Example  2
 

 Multimedia



Susan and Jack have a painting business. They do not always work in the same location. When working alone, Susan takes 3 hours to paint a room, while Jack takes 2 hours to paint a room of the same size. How long would it take to paint the room if they worked together at their usual work rates?

  1. Write an equation that represents this problem.

    Step 1: Identify the variable(s) you are using.

    Let \(t\) represent the time Susan and Jack take to paint one room together.

    Step 2    : Set up a formula to solve the problem.

    \[\begin{array}{l}
     \frac{1}{{{\rm{time \thinspace taken\thinspace by\thinspace Susan}}}} + \frac{1}{{{\rm{time \thinspace taken\thinspace by \thinspace Jack }}}} = \frac{1}{{{\rm{time \thinspace Susan \thinspace and \thinspace Jack\thinspace take \thinspace together}}}} \\
     \frac{1}{3} + \frac{1}{2} = \frac{1}{t},\thinspace t \ne 0 \\
     \end{array}\]
  2. Solve and verify your solution.

    LCD: \(6t\)

    \[\begin{align}
     \left( {\frac{1}{3}} \right)\left( {6t} \right) + \left( {\frac{1}{2}} \right)\left( {6t} \right) &= \left( {\frac{1}{t}} \right)\left( {6t} \right) \\
     2t + 3t &= 6 \\
     5t &= 6 \\
     t &= \frac{6}{5} \\
     \end{align}\]

    Does this solution value make sense?

    Yes.
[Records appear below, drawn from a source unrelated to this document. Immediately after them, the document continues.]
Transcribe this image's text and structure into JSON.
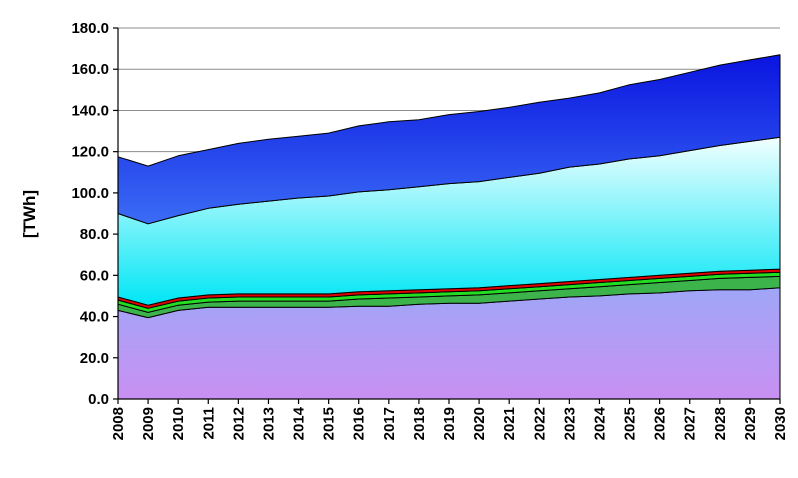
{
  "chart_data": {
    "type": "area",
    "stacked": true,
    "xlabel": "",
    "ylabel": "[TWh]",
    "ylim": [
      0,
      180
    ],
    "y_ticks": [
      "0.0",
      "20.0",
      "40.0",
      "60.0",
      "80.0",
      "100.0",
      "120.0",
      "140.0",
      "160.0",
      "180.0"
    ],
    "grid": "horizontal",
    "legend": "none",
    "x": [
      "2008",
      "2009",
      "2010",
      "2011",
      "2012",
      "2013",
      "2014",
      "2015",
      "2016",
      "2017",
      "2018",
      "2019",
      "2020",
      "2021",
      "2022",
      "2023",
      "2024",
      "2025",
      "2026",
      "2027",
      "2028",
      "2029",
      "2030"
    ],
    "series": [
      {
        "color": "#a9a2f5",
        "values": [
          43,
          39.5,
          43,
          44.5,
          44.5,
          44.5,
          44.5,
          44.5,
          45,
          45,
          46,
          46.5,
          46.5,
          47.5,
          48.5,
          49.5,
          50,
          51,
          51.5,
          52.5,
          53,
          53,
          54
        ]
      },
      {
        "color": "#3cb44b",
        "values": [
          3,
          2.5,
          2.5,
          2.5,
          3,
          3,
          3,
          3,
          3.5,
          4,
          3.5,
          3.5,
          4,
          4,
          4,
          4,
          4.5,
          4.5,
          5,
          5,
          5.5,
          6,
          5.5
        ]
      },
      {
        "color": "#22dd22",
        "values": [
          2,
          2,
          2,
          2,
          2,
          2,
          2,
          2,
          2,
          2,
          2,
          2,
          2,
          2,
          2,
          2,
          2,
          2,
          2,
          2,
          2,
          2,
          2
        ]
      },
      {
        "color": "#e00000",
        "values": [
          1.5,
          1.5,
          1.5,
          1.5,
          1.5,
          1.5,
          1.5,
          1.5,
          1.5,
          1.5,
          1.5,
          1.5,
          1.5,
          1.5,
          1.5,
          1.5,
          1.5,
          1.5,
          1.5,
          1.5,
          1.5,
          1.5,
          1.5
        ]
      },
      {
        "color": "#00e5f5",
        "values": [
          40.5,
          39.5,
          40,
          42,
          43.5,
          45,
          46.5,
          47.5,
          48.5,
          49,
          50,
          51,
          51.5,
          52.5,
          53.5,
          55.5,
          56,
          57.5,
          58,
          59.5,
          61,
          62.5,
          64
        ]
      },
      {
        "color": "#1a2cf0",
        "values": [
          27.5,
          28,
          29,
          28.5,
          29.5,
          30,
          30,
          30.5,
          32,
          33,
          32.5,
          33.5,
          34,
          34,
          34.5,
          33.5,
          34.5,
          36,
          37,
          38,
          39,
          39.5,
          40
        ]
      }
    ]
  }
}
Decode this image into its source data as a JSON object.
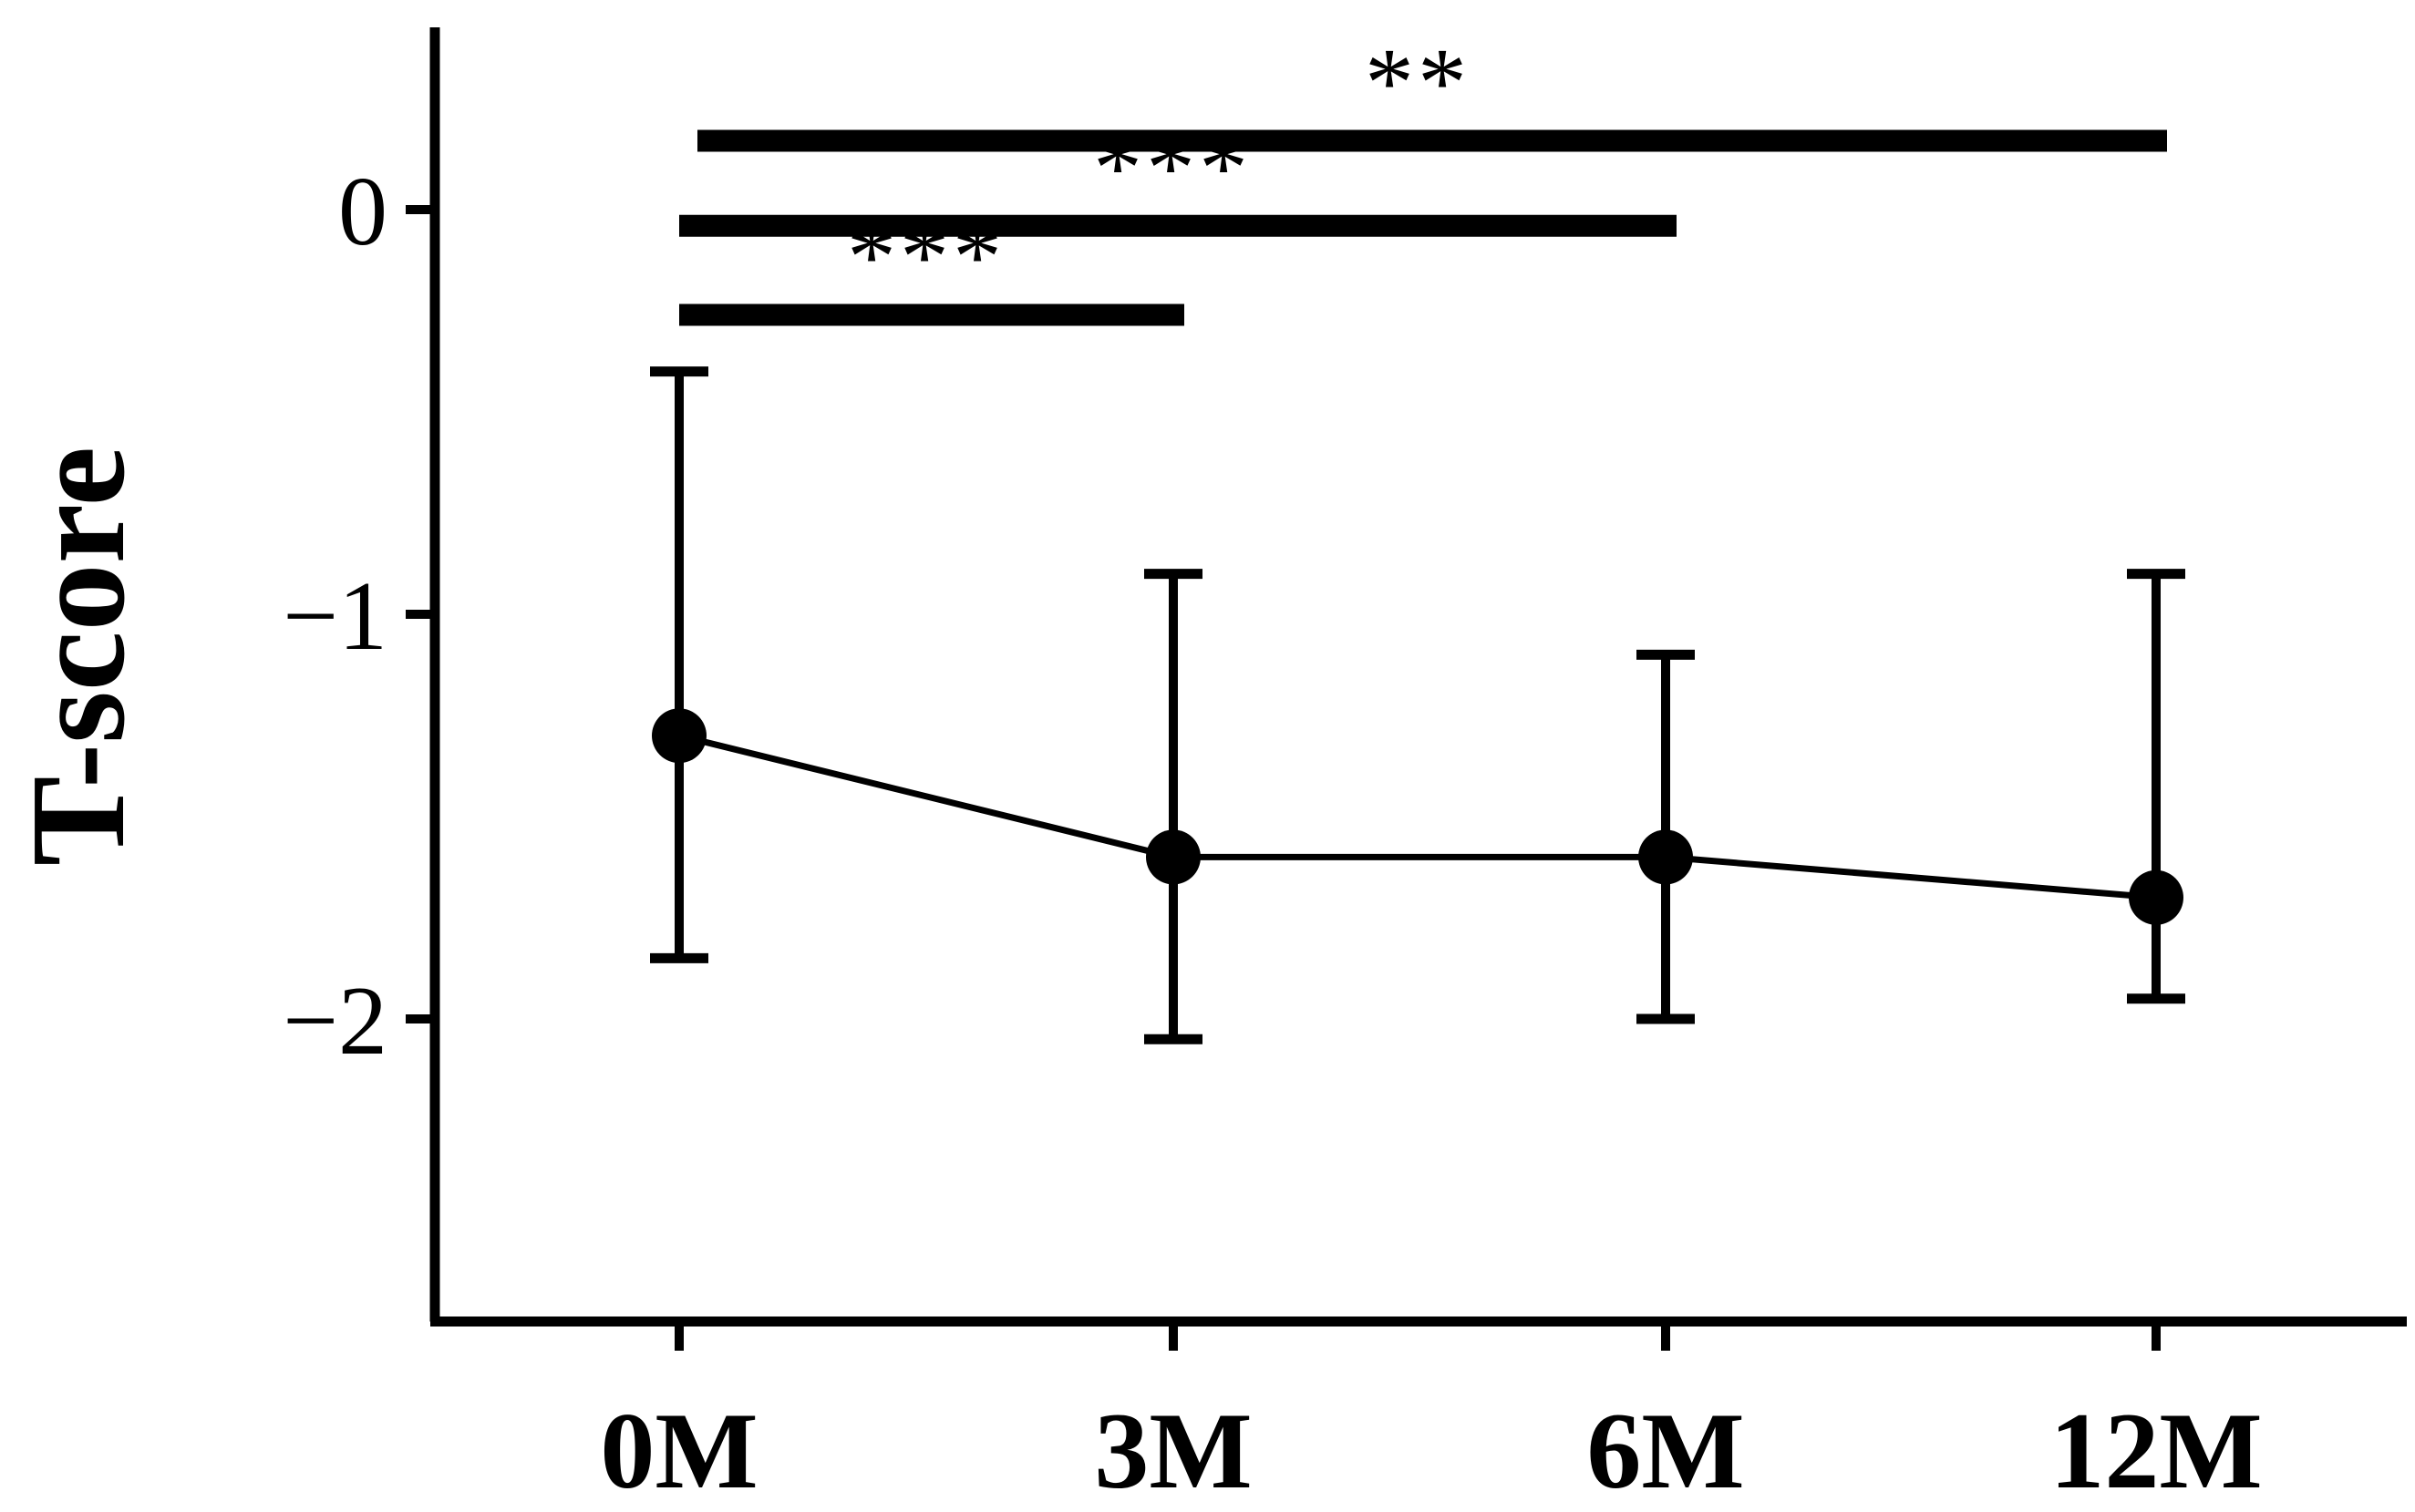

The time of \(\frac{6}{5}h\) is positive, it is not equal to the non-permissible value of \(t = 0\), and \(\frac{6}{5}h\) is less than the time either individual would take to do the project alone.

    Verify for \(t = \frac{6}{5}\).

    Left Side Right Side
    \[\begin{array}{r}
     \frac{1}{3} + \frac{1}{2} \\
     \frac{2}{6} + \frac{3}{6} \\
     \frac{5}{6} \\
     \end{array}\]
    		\[\begin{array}{l}
     \frac{1}{t} \\
     \frac{1}{{\left( {\frac{6}{5}} \right)}} \\
     \frac{5}{6} \\
     \end{array}\]
    LS = RS

    The time it takes both Susan and Jack to paint one room is \(\frac{6}{5}\) hours.